Top prospects take a stand against the draft ever 21 years. It happened in 1983 with John Elway, and it happened again in 2004, with Eli Manning.

Rozelle's Comet is due to show up again next year. And it quite possibly will.

Although there are no indications that USC quarterback Caleb Williams will try to avoid playing for the Bears, it's possible that, come 2024, Colorado quarterback Shedeur Sanders will stiff arm the team that tries to draft him.

Appearing on SiriusXM Mad Dog Radio with Chris Russo, Colorado head coach Deion Sanders addressed the question of the Bears drafting Williams. Deion at one point pivoted to the impact of Chicago weather on Caleb's career.

"Let me tell you something that I have a problem with," Deion told Russo. "And this kid can flat out play, I think he's the best one on the board this year for sure. A kid that's coming from California for the last couple years, right? And went to Oklahoma. That’s not terribly cold. Chicago's cold, man. You gotta think about that kind of stuff when you're taking a young man.

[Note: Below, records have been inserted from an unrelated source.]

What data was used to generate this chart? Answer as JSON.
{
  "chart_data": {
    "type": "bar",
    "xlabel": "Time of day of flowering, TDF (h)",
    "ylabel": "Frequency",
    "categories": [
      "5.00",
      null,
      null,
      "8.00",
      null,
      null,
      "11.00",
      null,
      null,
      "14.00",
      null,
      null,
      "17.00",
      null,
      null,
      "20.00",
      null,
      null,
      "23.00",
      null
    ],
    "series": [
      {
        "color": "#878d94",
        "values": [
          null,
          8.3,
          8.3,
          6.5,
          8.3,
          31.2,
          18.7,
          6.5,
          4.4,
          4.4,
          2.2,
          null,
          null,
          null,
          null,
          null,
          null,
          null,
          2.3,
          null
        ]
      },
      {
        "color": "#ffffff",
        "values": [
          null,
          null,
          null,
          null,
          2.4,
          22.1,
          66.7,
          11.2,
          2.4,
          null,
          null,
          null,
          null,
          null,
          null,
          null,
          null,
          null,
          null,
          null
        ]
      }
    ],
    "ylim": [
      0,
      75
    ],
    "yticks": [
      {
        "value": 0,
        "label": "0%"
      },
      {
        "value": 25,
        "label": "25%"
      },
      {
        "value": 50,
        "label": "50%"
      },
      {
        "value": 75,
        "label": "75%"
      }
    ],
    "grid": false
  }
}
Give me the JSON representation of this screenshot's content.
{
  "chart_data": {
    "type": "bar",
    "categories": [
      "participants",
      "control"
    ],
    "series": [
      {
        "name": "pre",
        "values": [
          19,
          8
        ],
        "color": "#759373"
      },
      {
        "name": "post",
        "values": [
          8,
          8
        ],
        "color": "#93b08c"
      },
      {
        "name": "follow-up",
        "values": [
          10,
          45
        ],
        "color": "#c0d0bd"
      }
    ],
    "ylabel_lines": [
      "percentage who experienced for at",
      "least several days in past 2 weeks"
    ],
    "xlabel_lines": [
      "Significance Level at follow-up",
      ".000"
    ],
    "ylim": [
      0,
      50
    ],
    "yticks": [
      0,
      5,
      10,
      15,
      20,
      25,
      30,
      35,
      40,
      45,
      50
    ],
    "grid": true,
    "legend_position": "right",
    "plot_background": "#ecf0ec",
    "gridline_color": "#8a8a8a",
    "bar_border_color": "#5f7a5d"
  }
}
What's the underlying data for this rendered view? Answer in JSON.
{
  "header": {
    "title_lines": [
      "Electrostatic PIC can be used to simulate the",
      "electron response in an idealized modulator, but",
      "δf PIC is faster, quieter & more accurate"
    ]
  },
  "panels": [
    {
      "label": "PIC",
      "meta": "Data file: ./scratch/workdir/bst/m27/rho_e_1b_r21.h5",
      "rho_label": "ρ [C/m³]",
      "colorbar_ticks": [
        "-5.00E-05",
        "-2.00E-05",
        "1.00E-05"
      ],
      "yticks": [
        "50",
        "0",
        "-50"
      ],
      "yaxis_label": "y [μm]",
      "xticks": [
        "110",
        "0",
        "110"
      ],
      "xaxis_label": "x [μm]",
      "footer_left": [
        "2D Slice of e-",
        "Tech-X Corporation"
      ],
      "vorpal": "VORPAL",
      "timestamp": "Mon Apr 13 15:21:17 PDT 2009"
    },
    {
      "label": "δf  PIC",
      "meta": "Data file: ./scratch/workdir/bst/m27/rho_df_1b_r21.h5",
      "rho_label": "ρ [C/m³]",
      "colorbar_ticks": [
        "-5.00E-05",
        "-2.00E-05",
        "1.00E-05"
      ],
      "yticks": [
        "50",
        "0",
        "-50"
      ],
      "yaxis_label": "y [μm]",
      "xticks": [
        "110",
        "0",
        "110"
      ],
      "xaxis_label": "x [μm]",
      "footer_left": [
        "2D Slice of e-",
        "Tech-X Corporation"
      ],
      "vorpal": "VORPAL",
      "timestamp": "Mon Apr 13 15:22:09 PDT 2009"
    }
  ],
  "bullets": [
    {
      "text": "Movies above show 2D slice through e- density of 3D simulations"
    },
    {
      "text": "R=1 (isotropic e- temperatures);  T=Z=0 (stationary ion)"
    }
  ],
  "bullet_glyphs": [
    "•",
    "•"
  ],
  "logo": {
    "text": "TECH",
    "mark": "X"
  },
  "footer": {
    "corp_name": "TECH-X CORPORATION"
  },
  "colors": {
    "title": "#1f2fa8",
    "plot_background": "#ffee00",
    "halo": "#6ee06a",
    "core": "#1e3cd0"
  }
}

Like see, when you take a guy from Ohio State and you bring him to Chicago, OK, I could understand that. But from California to Chicago? Not only that, they added what? One or two more games in the NFL. Seventeen games. Come on, man. You gotta factor in that stuff. That stuff matters.

"Like, I don't want my kid [Shedeur] going nowhere cold next year. He grew up in Texas. He played in Jackson, played in Colorado. Season's over before it gets cold in Colorado. I'm just thinking way ahead. I don't want that for him.”

Will Deion make that known next year? In 2004, Archie Manning took the heat for Eli, when Eli didn't want to play for the Chargers. Deion could do the same for Shedeur, if a team that plays in the elements in a cold-weather city decides that it wants him.

Less than half of the league falls into that category: Chicago, Green Bay, Kansas City, Cincinnati, Pittsburgh, Cleveland, Buffalo, New York (two teams), Philadelphia, Washington, Baltimore, and Denver (yes, Colorado can be cold at times). Still, if any of those teams ends up thinking about drafting Shedeur in 2025 (and most of those teams have or will have their quarterbacks in place for years to come), they might want to be 100-percent sure that Deion and Shedeur are fully on board with it.